Keep Me in the Loop!

30 years after first concert for Chavez, Peter Paul & Mary to perform UFW benefit, visit strawberry workers in camps & fields

March 19 in Santa Cruz-Watsonville

30 years after first concert for Chavez,
Peter, Paul, & Mary to perform UFW benefit,
visit strawberry workers in camps & fields

Posters from their first fund raiser for Cesar Chavez in 1968 at Carnegie Hall, reflect Peter, Paul & Mary’s support at a crucial time for the United Farm Workers. It was the third year of a bitter strike against Delano grape growers. Chavez had completed a 25-day fast to recommit his movement to nonviolence.

Posters from their March 19, 1998 UFW concert show little has changed in three decades for the legendary folk trio. They will perform in Santa Cruz to benefit the union’s organizing drive to improve the lives of California strawberry workers.

But first they will join Chavez’s successor, UFW President Arturo Rodriguez, in and around nearby Watsonville–visiting with strawberry pickers in the fields and at a run-down farm labor camp, and breaking into song at a rally with 300 berry workers, community supporters and UFW organizers. Among other songs, the trio will sing "Nosotros Venceremos" ("We Shall Overcome").

The March 19 events mirror Peter Paul & Mary’s longtime conviction that music has the power not only to entertain, but also to educate, inspire and unite. Such commitment is at the heart of their remarkable 37-year career that has embraced the civil rights, anti-war and environmental movements.

The trio’s activism comes 30 years after the assassinations of Dr. Martin Luther King Jr. and Robert Kennedy, on April 4 and June 6, 1968, respectively, and 30 years after Chavez ended his 25-day fast for nonviolence on March 10, 1968.

The UFW faces stiff resistance from the state’s $650 million-a-year strawberry industry. Berry pickers laboring for growers connected with Driscoll, the largest U.S. strawberry corporation, face low pay, pesticide-treated fields, poor housing and firing or threats if they organize with the UFW.

"If Cesar, King and Kennedy were alive today, what would they say tell Driscoll?" asks the UFW’s Rodriguez. "They would say, let your workers organize!"

– end-

Peter, Paul & Mary Schedule
Thursday, March 19, 1998
Watsonville & Santa Cruz, Calif.


10 a.m. Arrive at UFW headquarters to join UFW President Arturo Rodriguez, organizers and strawberry workers; brief press opportunity (18 West Lake St., enter from parking lot behind Main St. in Watsonville).

10:45 a.m. Tour San Andreas Farm Labor Camp with Arturo Rodriguez; visit in the home of a strawberry worker family.

11:15 a.m. Visit a nearby strawberry field.

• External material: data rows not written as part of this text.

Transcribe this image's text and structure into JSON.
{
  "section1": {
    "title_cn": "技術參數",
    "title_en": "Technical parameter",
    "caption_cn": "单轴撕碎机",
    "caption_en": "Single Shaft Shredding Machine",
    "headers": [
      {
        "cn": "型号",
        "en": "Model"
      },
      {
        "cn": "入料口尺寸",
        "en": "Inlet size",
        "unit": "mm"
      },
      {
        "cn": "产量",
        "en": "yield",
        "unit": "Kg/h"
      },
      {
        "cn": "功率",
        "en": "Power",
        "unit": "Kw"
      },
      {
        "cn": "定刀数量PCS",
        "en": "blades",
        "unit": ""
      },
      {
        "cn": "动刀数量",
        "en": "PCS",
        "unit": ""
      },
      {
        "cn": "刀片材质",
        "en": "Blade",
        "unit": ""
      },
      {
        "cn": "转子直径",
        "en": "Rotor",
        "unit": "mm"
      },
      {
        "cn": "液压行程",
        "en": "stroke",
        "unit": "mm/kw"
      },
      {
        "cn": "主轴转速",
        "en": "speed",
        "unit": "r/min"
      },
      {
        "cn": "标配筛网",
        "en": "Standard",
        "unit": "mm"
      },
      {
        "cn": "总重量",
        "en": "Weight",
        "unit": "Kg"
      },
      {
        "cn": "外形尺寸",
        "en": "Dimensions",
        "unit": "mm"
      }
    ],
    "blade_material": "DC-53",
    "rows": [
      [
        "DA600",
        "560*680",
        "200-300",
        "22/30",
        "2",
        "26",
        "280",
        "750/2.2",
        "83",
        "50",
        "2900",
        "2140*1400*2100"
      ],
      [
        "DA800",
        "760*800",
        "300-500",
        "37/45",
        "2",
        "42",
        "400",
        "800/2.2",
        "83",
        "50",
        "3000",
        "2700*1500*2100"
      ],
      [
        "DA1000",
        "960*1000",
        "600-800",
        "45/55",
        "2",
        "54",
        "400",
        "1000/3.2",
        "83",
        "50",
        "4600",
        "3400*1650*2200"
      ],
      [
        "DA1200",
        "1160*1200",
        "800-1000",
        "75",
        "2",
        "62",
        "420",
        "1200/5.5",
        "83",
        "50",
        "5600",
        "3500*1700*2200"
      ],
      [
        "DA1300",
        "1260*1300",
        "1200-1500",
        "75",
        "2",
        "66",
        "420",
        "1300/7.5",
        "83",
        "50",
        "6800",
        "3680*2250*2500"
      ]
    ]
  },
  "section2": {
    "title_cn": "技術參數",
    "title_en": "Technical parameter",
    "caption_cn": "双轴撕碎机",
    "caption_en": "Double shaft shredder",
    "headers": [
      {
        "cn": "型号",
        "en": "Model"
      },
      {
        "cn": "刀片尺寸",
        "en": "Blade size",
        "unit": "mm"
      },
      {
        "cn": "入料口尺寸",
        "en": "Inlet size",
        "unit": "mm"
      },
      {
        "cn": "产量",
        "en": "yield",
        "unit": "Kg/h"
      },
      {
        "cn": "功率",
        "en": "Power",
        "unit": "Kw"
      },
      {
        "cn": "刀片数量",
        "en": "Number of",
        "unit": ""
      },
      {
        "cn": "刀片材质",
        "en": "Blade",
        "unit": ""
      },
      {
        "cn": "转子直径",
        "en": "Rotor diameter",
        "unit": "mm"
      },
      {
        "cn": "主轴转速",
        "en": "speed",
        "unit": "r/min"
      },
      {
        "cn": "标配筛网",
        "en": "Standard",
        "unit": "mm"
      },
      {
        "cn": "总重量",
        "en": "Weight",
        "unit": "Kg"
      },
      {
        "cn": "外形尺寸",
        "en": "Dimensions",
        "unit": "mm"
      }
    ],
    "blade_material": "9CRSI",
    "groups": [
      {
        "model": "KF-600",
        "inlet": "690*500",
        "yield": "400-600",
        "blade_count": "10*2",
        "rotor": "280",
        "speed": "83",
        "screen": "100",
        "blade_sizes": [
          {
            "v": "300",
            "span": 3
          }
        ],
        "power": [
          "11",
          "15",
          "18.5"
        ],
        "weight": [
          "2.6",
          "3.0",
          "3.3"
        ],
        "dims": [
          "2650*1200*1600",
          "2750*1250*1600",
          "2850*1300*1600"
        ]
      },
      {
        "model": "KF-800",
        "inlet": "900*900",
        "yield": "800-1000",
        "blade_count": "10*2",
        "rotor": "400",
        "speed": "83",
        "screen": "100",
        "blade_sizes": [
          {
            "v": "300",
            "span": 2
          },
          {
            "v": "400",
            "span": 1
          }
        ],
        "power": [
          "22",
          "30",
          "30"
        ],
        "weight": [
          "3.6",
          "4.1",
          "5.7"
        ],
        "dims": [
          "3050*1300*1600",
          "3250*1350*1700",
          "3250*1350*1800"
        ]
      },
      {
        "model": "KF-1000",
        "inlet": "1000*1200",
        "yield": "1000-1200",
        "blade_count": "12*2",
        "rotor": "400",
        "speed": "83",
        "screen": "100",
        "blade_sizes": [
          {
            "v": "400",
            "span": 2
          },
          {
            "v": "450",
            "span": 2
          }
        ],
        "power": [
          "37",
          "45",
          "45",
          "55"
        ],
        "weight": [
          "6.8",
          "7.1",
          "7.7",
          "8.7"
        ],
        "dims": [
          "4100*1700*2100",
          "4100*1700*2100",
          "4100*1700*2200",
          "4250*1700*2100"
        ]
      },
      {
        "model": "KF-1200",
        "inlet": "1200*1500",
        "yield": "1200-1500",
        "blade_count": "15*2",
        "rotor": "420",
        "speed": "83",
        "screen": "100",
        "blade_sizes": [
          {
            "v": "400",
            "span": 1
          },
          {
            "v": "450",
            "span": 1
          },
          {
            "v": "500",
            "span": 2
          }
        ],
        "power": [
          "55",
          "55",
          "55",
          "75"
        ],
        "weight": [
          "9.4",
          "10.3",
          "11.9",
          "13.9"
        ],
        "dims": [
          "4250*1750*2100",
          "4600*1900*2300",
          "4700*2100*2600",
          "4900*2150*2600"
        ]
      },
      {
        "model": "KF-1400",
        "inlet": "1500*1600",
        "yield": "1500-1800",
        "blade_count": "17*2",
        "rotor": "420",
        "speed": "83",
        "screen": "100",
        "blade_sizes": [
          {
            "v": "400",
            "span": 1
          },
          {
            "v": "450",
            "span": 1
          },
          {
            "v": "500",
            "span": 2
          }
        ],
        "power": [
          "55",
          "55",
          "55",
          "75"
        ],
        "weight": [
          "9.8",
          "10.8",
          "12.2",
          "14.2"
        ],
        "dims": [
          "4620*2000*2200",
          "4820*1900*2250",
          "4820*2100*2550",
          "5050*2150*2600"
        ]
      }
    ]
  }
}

12 noon Rally and songs in the open-air courtyard of the UFW’s Watsonville headquarters with hundreds of workers, organizers and community supporters; press opportunity.

8 p.m. Benefit concert at Santa Cruz Civic Auditorium.

Story behind Woody Guthrie’s song
"Plane Wreck at Los Gatos"

One of the songs Peter, Paul & Mary will perform at their March 19 benefit concert for the United Farm Workers is "Plane Wreck at Los Gatos" by famed songwriter-activist Woody Guthrie.

On January 28, 1948, a twin-engine DC3C aircraft crashed in western Fresno County’s Los Gatos Canyon, killing all 32 people on board, including 28 Mexican farm workers being deported by the U.S. Immigration Service. Eyewitnesses saw at least nine people leap to their deaths. Twelve of the farm workers were never identified. The newspaper reported later that hundreds from "Fresno’s Mexican colony"–the local Latino community–wept during Catholic services at a mass burial.

Woody Guthrie learned of the disaster on the radio. The announcer commented, "It’s not such a tragedy since they were just deportees." Guthrie was so angry that he wrote a beautiful song called "Plane Wreck at Los Gatos" or "Deportees." The refrain from the song goes:

Farewell to my Juan, farewell Angelina
Adios mis amigos, Jesus y Maria.
You won’t have your names when you ride the big airplane,
All they will call you will be deportees.

Also hearing of the tragedy–and inspired by Guthrie’s response–was a veteran 20-year old farm worker who was then picking cotton around Delano, Calif. As a teenager during the late 1930s and early ’40s, he had met Guthrie when the songwriter visited dusty Central Valley farm labor camps. By 1948, the young man was also learning about labor history and Papal Encyclicals on the rights of working people. Four years later he would begin his organizing career with a Latino civil rights group. Fourteen years later he would found what would become the first successful farm workers union in American history, the United Farm Workers of America. His name was Cesar Chavez.